MongoDB Change Streams: At-Least-Once Isn't the Default

MongoDB change streams are the standard way to tail a collection and forward events somewhere else: another cluster, a search index, an analytics warehouse. The API is short, the driver handles reconnects, and the loop reads like a generator.

The thing the docs underplay: a stock consumer is at-most-once, with a gap on every reconnection. Getting at-least-once is straightforward, but it is not the default, and the default fails silently.

How the cursor works

A typical consumer looks like this:

const stream = collection.watch([], { fullDocument: 'updateLookup' });
for await (const change of stream) {
  await sink.write(change);
}

The Node driver opens a tailable cursor on the oplog, hands you events as they arrive, and reconnects automatically on resumable errors like primary stepdowns or transient network failures. The for-await loop runs forever.

When you open a stream without a starting point, the cursor begins at the current cluster time. Each delivered event carries a resume token in change._id. The driver keeps the most recent token in memory so that if the connection drops cleanly, it can pass that token back on reconnect and pick up where it left off.
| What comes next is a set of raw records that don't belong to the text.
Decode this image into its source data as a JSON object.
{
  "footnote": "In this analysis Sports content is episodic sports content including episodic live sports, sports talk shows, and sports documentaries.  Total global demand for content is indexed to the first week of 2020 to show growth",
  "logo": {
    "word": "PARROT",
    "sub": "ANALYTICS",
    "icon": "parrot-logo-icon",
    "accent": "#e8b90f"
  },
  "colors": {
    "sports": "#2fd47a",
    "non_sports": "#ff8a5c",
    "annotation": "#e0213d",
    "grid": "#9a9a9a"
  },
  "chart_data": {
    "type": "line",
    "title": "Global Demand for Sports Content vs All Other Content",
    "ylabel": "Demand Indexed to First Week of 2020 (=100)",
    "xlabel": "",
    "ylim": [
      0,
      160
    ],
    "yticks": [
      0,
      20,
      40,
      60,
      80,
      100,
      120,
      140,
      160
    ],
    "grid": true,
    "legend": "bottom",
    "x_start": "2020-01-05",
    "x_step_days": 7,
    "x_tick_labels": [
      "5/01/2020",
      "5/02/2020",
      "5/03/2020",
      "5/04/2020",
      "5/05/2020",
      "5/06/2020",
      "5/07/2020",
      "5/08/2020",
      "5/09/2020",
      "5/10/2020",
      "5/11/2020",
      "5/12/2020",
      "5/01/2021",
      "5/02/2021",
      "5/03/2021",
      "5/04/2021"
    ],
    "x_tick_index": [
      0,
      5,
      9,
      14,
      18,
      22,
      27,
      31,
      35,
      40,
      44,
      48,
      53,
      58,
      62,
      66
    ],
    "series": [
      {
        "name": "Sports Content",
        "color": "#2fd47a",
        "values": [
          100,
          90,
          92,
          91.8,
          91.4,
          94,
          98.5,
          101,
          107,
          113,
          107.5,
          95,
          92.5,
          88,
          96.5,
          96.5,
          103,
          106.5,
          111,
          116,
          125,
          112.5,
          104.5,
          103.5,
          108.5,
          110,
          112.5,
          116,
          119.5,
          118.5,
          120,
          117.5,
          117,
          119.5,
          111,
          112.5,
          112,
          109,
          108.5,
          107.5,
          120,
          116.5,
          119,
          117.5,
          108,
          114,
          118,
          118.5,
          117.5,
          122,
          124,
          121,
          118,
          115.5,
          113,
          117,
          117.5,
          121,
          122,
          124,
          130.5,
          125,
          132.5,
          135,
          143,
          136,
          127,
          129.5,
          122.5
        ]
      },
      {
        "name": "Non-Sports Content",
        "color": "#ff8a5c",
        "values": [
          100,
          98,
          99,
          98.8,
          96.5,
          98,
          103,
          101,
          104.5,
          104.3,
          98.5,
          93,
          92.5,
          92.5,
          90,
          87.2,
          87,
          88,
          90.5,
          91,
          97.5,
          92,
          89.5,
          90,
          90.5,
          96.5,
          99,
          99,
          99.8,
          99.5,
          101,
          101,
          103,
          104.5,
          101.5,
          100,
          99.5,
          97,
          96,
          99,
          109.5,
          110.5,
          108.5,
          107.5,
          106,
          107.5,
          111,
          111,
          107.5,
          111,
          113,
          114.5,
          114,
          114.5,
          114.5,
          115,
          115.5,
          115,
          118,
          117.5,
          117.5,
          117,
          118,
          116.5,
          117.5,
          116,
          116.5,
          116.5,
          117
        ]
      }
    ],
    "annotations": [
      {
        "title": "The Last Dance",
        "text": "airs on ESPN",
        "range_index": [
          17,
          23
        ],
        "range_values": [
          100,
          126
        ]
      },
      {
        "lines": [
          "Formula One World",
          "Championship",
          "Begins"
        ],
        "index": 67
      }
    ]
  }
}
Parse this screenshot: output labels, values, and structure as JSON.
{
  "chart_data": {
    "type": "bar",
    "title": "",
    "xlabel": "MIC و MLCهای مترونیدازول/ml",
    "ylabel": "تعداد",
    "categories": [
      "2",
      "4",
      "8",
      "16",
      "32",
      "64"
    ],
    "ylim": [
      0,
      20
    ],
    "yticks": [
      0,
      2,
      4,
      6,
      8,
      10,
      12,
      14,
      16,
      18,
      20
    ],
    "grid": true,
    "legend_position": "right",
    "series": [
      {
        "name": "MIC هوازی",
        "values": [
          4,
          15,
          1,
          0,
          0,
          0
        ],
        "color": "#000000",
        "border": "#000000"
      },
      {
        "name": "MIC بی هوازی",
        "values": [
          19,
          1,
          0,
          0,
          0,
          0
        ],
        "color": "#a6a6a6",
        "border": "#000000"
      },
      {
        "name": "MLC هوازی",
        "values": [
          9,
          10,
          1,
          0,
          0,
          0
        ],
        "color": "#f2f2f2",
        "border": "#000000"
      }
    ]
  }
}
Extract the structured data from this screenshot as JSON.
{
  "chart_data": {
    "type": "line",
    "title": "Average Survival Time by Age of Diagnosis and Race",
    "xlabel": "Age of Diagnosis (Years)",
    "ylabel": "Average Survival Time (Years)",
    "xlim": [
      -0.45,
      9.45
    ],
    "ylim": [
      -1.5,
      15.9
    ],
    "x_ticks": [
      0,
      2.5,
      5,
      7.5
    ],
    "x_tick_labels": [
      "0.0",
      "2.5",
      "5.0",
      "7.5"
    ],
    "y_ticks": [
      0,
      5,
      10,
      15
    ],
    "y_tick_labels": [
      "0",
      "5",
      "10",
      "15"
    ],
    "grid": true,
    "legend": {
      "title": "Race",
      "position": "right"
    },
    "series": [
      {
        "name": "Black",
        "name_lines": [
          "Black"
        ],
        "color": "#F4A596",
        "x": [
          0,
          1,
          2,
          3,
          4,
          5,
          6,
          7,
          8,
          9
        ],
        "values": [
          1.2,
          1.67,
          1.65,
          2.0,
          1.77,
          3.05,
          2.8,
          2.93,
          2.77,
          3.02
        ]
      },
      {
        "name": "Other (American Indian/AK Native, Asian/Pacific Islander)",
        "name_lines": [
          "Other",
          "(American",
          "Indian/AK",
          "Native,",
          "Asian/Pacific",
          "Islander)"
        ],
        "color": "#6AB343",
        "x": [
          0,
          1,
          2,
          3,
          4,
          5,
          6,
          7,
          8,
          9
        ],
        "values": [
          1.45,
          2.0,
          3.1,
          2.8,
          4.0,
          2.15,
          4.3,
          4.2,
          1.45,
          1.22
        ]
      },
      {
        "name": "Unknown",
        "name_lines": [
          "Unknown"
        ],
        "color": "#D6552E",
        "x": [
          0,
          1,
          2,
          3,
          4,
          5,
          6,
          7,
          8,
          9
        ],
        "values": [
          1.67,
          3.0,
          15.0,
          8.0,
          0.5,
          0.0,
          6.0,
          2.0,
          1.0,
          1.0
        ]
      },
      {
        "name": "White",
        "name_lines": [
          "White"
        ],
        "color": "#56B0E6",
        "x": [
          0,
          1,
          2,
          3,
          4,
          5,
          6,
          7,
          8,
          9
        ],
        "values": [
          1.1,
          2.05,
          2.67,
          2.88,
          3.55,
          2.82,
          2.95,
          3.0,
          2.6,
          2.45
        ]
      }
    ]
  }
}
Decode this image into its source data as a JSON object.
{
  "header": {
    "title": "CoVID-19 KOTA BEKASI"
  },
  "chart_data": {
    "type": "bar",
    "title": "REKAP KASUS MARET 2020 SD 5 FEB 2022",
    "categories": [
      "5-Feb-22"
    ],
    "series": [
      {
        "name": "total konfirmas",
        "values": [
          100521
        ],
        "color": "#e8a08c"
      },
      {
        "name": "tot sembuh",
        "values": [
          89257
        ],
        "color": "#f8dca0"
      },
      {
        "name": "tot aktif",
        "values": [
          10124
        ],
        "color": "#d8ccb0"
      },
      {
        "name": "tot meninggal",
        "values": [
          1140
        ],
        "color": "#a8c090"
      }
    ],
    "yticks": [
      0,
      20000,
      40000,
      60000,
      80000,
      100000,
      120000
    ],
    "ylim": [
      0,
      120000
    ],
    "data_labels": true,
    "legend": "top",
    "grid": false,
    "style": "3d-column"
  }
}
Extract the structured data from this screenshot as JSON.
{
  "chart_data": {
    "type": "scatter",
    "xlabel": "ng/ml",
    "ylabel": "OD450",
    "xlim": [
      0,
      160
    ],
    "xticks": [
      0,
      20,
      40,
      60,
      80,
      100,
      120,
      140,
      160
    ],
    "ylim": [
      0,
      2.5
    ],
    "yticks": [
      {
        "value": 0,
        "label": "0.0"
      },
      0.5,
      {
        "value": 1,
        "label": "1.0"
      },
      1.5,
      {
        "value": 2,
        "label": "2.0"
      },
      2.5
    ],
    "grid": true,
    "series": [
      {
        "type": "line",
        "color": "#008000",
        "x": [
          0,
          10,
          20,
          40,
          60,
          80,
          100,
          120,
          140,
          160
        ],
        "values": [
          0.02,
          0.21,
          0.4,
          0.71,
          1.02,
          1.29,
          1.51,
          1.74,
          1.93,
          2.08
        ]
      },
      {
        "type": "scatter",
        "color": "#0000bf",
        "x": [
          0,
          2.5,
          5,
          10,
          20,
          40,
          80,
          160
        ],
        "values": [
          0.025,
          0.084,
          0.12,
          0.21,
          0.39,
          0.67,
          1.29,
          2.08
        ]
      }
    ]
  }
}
That last sentence is where the trouble is.

Where the gap comes from

The in-memory resume token only covers reconnects within a single process lifetime, and only after at least one event has been delivered. Two cases break it:

The stream has not yet delivered an event. The driver has no token to resume from, so reconnect falls back to “now.”
The process restarts. A deploy, a crash, an OOM kill, a node reboot. The in-memory token is gone. The next start opens a fresh subscription at “now.”

Either case loses everything written between the last successful read and the reconnect timestamp. A typical replica-set failover takes 10 to 30 seconds. On a busy collection, that is hundreds to thousands of events that the consumer will never see. The application throws no exception, the driver logs no warning, and the loop continues processing newer events as if nothing happened.

Watching it happen

You do not have to wait for a real failover. On a test cluster, force a stepdown:

db.adminCommand({ replSetStepDown: 30, force: true });

Run a writer pumping events into the source, a counter on the destination, and trigger the stepdown mid-flight. Compare counts before and after. The delta is your gap.

Making the consumer durable

Persist the resume token to a sticky store after every successful sink write, and pass it back when you open the stream:

const state = await loadResumeState();
const opts = {
  fullDocument: 'updateLookup',
  ...(state?.resumeToken
    ? { startAfter: state.resumeToken }
    : {}),
};

const stream = collection.watch([], opts);

for await (const change of stream) {
  await sink.write(change);
  await saveResumeState({ resumeToken: change._id });
}

A few details that matter:

Persist after the sink commit, not before. If you save the token first and the sink call fails, the next restart will skip the unwritten event. The token should advance only after the data is durable downstream.
Use startAfter, not resumeAfter. They look similar but have different semantics around invalidate events. startAfter is the right choice for resuming a long-running consumer; resumeAfter is stricter about cluster lineage.
On cold start with no token, fail loud. Do not silently fall back to “start from now.” That is how a restart that should have backfilled instead skips a window of history. Require an operator decision: earliest available oplog entry, a specific cluster time, or an explicit “yes, start from now” override.

This also makes the consumer idempotent across restarts, which is the property you actually wanted from the beginning.

Defense in depth

Persisting the token closes the obvious hole, but the consumer is still a single moving part between two data stores. The general rule for that shape of system is that the consumer’s own view of itself is the least trustworthy signal. A few cheap checks that do not rely on it:

Count-delta job on a schedule. Count documents on the source and the destination by some natural time bucket (created_at hour, for example) and alert when the delta exceeds a threshold. Ten lines of code, catches a wide class of bugs that have nothing to do with change streams.
Resume-token age alert. If the persisted token has not advanced in N seconds and the source is healthy, the consumer is wedged. This is the signal you would otherwise be missing.
Chaos test in CI. Kill the source primary mid-batch, verify zero events are lost. Cheap to write once, prevents the regression forever.

The general shape

Pipelines that connect two systems are where bugs hide. Each end can be internally healthy while the failure lives in the seam between them, and that seam usually has the weakest observability. Telemetry that reports “I am running and not throwing exceptions” tells you nothing about whether data is actually flowing.

Whenever a service is the only path between two data stores, the highest-leverage check is one that does not trust the service’s own view of itself: a count, a checksum, a downstream invariant.